Julgamentos dos Tribunais Superiores e a insegurança jurídica
Julgamentos dos Tribunais Superiores e a insegurança jurídica
Após as revoluções liberais do século XVIII, o discurso jurídico adquiriu uma forma que possui, dentre suas bases, a segurança jurídica, prometendo, primordialmente, previsibilidade das decisões do Poder Público.
Como o modelo que fora importado pelo Brasil é o chamado Civil Law, advindo da Europa continental, a segurança jurídica que nos foi prometida se alicerçaria na lei, forma jurídica que vincularia todos os Poderes, inclusive o Judiciário.
Neste sentido, a previsibilidade dos atos do Poder Público deveria ser garantida pelas leis, que, naturalmente, e para tanto, deveriam ser cumpridas para cumprir tal fim, não apenas as emitidas pelo Poder Legislativo (CR/88, Leis, Decretos etc.) mas todas normas legais (como Regimentos Internos, Portarias etc.).
Daí que, especialmente o Poder Judiciário, não tem nos proporcionado a esperada segurança jurídica, sendo imprevisível os seus atos a serem emitidos, inclusive os dos Tribunais Superiores, que não têm cumprido nem mesmo as normas por eles emitidas.
Tal situação deturpa o caráter público das decisões das instituições, já que desvincula aquilo que nos conecta democraticamente ao Poder Público, as leis, passíveis de fiscalização e de críticas.
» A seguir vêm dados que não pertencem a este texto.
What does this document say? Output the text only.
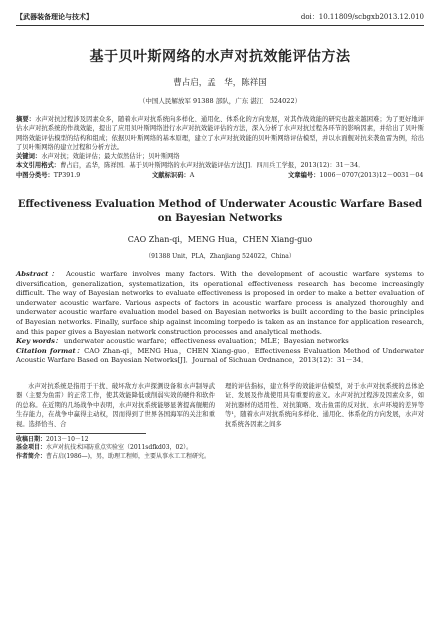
【武器装备理论与技术】	doi：10.11809/scbgxb2013.12.010
基于贝叶斯网络的水声对抗效能评估方法
曹占启，孟　华，陈祥国
（中国人民解放军 91388 部队，广东 湛江　524022）

摘要：水声对抗过程涉及因素众多，随着水声对抗系统向多样化、通用化、体系化的方向发展，对其作战效能的研究也越来越困难；为了更好地评估水声对抗系统的作战效能，提出了应用贝叶斯网络进行水声对抗效能评估的方法，深入分析了水声对抗过程各环节的影响因素，并给出了贝叶斯网络效能评估模型的结构和组成；依据贝叶斯网络的基本原理，建立了水声对抗效能的贝叶斯网络评估模型，并以水面舰对抗来袭鱼雷为例，给出了贝叶斯网络的建立过程和分析方法。

关键词：水声对抗；效能评估；最大似然估计；贝叶斯网络

本文引用格式：曹占启，孟华，陈祥国．基于贝叶斯网络的水声对抗效能评估方法[J]．四川兵工学报，2013(12)：31－34．

中图分类号：TP391.9	文献标识码：A	文章编号：1006－0707(2013)12－0031－04
Effectiveness Evaluation Method of Underwater Acoustic Warfare Based on Bayesian Networks
CAO Zhan-qi，MENG Hua，CHEN Xiang-guo
（91388 Unit，PLA，Zhanjiang 524022，China）

Abstract： Acoustic warfare involves many factors. With the development of acoustic warfare systems to diversification, generalization, systematization, its operational effectiveness research has become increasingly difficult. The way of Bayesian networks to evaluate effectiveness is proposed in order to make a better evaluation of underwater acoustic warfare. Various aspects of factors in acoustic warfare process is analyzed thoroughly and underwater acoustic warfare evaluation model based on Bayesian networks is built according to the basic principles of Bayesian networks. Finally, surface ship against incoming torpedo is taken as an instance for application research, and this paper gives a Bayesian network construction processes and analytical methods.

Key words： underwater acoustic warfare；effectiveness evaluation；MLE；Bayesian networks

Citation format：CAO Zhan-qi，MENG Hua，CHEN Xiang-guo．Effectiveness Evaluation Method of Underwater Acoustic Warfare Based on Bayesian Networks[J]．Journal of Sichuan Ordnance，2013(12)：31－34．

水声对抗系统是指用于干扰、破坏敌方水声探测设备和水声制导武器（主要为鱼雷）的正常工作，使其效能降低或削弱实效的硬件和软件的总称。在近期的几场战争中表明，水声对抗系统能够显著提高舰艇的生存能力，在战争中赢得主动权，因而得到了世界各国海军的关注和重视。选择恰当、合

收稿日期：2013－10－12
基金项目：水声对抗技术国防重点实验室（2011sdfkd03，02）。
作者简介：曹占启(1986—)，男，助理工程师，主要从事水工工程研究。

理的评估指标，建立科学的效能评估模型，对于水声对抗系统的总体论证、发展及作战使用具有重要的意义。水声对抗过程涉及因素众多，如对抗器材的适用性、对抗策略、攻击鱼雷的反对抗、水声环境的差异等等¹，随着水声对抗系统向多样化、通用化、体系化的方向发展，水声对抗系统各因素之间多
Já as decisões inovadoras, blinda as instituições da fiscalização do cidadão, que não prevê os atos.
Especialmente no que toca às normas editadas pelos Tribunais Superiores, como Portarias e Regimentos Internos, o descumprimento delas evidencia sintomas de um autoritarismo camuflado pela aparente menor importância de seus conteúdos e formas perante as demais, notadamente as normas do Poder Legislativo federal.
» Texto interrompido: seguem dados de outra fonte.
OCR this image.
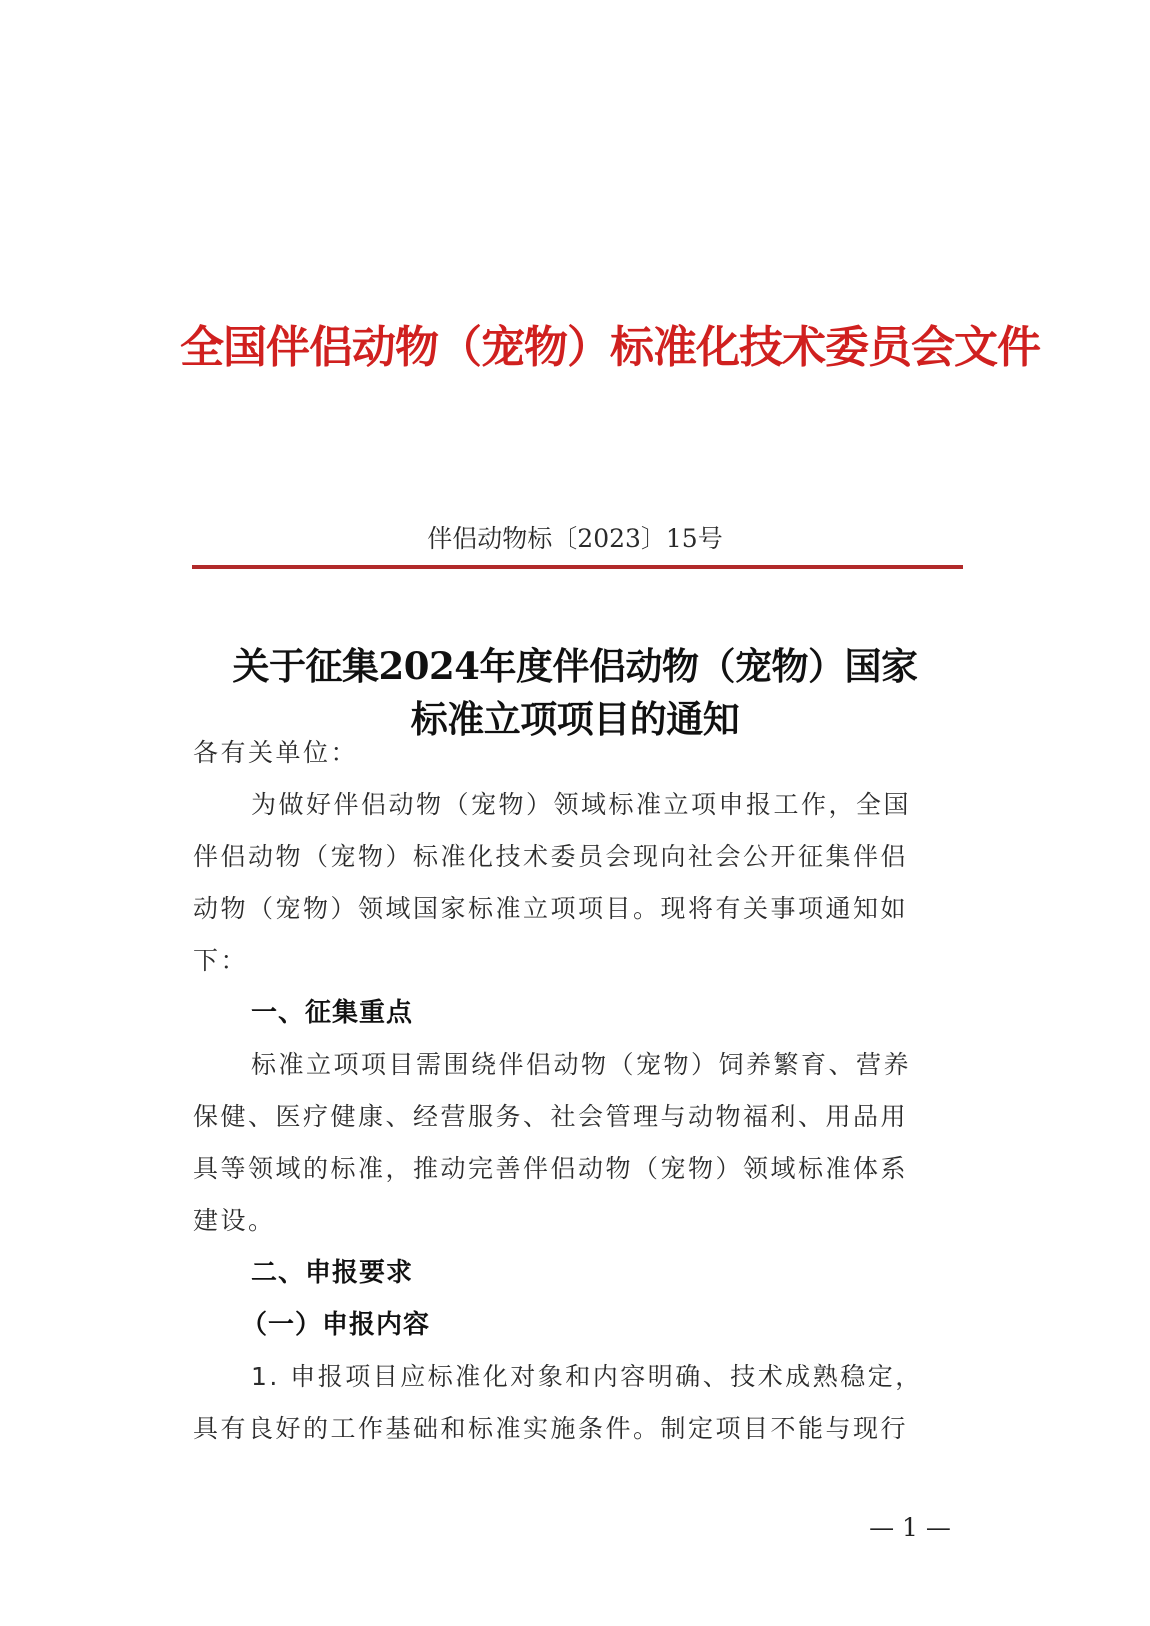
全国伴侣动物（宠物）标准化技术委员会文件
伴侣动物标〔2023〕15号
关于征集2024年度伴侣动物（宠物）国家
标准立项项目的通知
各有关单位：
为做好伴侣动物（宠物）领域标准立项申报工作，全国
伴侣动物（宠物）标准化技术委员会现向社会公开征集伴侣
动物（宠物）领域国家标准立项项目。现将有关事项通知如
下：
一、征集重点
标准立项项目需围绕伴侣动物（宠物）饲养繁育、营养
保健、医疗健康、经营服务、社会管理与动物福利、用品用
具等领域的标准，推动完善伴侣动物（宠物）领域标准体系
建设。
二、申报要求
（一）申报内容
1. 申报项目应标准化对象和内容明确、技术成熟稳定，
具有良好的工作基础和标准实施条件。制定项目不能与现行
— 1 —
Neste contexto, duas situações se sobressaem, sendo a discricionariedade do controle da pauta dos julgamentos e o desrespeito dos prazos para devolução após as retiradas dos processos para vistas dos ministros dos Tribunais Superiores.
Quanto à discricionariedade das pautas para colocar os processos para julgamento, evidencia um micropoder local (como diria Maurício Dieter) na medida em que pautado em critérios pessoais, sem um menor filtro democraticamente público, mas meras conveniências pontuais de quem assume a presidência da Corte.
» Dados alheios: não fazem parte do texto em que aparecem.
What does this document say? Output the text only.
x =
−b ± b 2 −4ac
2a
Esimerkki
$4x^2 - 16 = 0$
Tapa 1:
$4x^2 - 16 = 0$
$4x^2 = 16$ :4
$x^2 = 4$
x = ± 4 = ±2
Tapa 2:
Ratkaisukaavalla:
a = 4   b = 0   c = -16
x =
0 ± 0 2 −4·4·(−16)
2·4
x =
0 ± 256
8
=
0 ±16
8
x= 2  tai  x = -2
Assim, interesses políticos ocasionais acabam por orientar ora prioridades de julgamentos, ora ignora demais processos que mereceriam ser incluídos em pauta, mas acabam demorando anos ou até décadas para serem julgados.
Assim, a discricionariedade da pauta acaba por retirar a dignidade que a CR/88 e toda a história dos Tribunais Superiores conservava com aquela, já arranhada, “marca” de notório saber jurídico e reputação ilibada!
E a grande importância de se estabelecer critérios claros e desinteressados para se estabelecer uma agenda consensual entre os ministros para se pautar os casos é a garantia de uma maior segurança jurídica para o jurisdicionado, lhe permitindo certa previsibilidade e confiabilidade no Poder Judiciário.
Já no tocante ao desrespeito dos ministros quanto aos prazos para devolução dos processos retirados para vistas, a pesquisa dos professores Diego Arguelhes e Ivar Hartmann revela uma realidade assustadora em relação à prática de pedido de vistas dos ministros do STF.
Os dados da referida pesquisa, publicada no sítio virtual Jota (A irrelevância do Regimento Interno do STF, em 08/10/2014) demonstram que os ministros não só se furtam ao dever de cumprirem os prazos regimentais para a devolução do processo à pauta, mas, às vezes, demoram meses ou anos para o fazer, manipulando a agenda da Corte e subtraindo a deliberação em conjunto para se apoderar individualmente do processo.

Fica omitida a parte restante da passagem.